她扭着一个个曼妙的身姿,在窗口跳起诡异的舞蹈, 她伸出莲蓬头一样的手臂, 冲着李豫成做出招手的动作。
“你等着, 你等着,我现在就过来找你。”
过来找李豫成?
走过来吗?
女人接下来的动作打消所有人的疑问。
只见她身侧探出几条凹凸不平的肉条, 好像肠子, 又好像比肠子更粗一点。
肉条试探地伸向李豫成寝宫的窗台,尖端软趴趴搭在上面, 建立起邻宫和寝宫之间的联系。
弥什低头看了一眼,瞬间被这些肉条恶寒到了。
它就好像是节肢动物密密麻麻的触角,只不过更长一点, 更粗一点,表面都是凹凸的膜皮。
随着每一次动作, 肉条如同软体动物一般不停在动。每一次颤抖,它的表面都会渗出血来,凡是被它触碰过的地方都泛着湿漉漉的红。

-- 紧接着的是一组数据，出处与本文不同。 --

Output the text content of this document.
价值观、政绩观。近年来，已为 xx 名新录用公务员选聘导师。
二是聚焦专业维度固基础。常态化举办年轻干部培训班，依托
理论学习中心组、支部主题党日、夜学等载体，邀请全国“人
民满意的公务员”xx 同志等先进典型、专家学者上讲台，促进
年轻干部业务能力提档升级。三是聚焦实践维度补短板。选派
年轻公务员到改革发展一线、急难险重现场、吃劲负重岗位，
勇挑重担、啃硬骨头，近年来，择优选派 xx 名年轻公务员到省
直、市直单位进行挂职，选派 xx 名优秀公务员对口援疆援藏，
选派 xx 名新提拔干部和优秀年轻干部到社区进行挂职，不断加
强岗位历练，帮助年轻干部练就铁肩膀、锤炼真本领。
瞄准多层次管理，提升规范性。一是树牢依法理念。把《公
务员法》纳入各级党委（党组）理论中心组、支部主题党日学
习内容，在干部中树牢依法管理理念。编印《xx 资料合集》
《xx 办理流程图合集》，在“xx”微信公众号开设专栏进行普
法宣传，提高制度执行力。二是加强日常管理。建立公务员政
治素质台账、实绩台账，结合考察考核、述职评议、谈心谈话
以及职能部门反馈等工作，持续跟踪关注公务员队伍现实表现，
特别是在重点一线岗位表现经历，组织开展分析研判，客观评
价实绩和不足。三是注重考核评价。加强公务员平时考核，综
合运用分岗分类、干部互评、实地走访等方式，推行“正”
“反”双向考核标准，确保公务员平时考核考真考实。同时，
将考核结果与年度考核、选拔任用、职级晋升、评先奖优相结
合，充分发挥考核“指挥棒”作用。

她就这么眼睁睁看着,女人双手抓住肉条, 就要从隔壁宫殿爬过来。
“你等着, 不会等得太久, 我马上就过来了。”
女人半个身体都伸出窗台了。
用不了几分钟, 她就能顺着肉条搭建的路, 爬到李豫成的窗里。
然后进行一场酣畅淋漓的良宵。
想象到这个画面后,不管是直面女人的李豫成, 还是事不关己的弥什、梁砚行都深知一点,那就是:不能让女人过来。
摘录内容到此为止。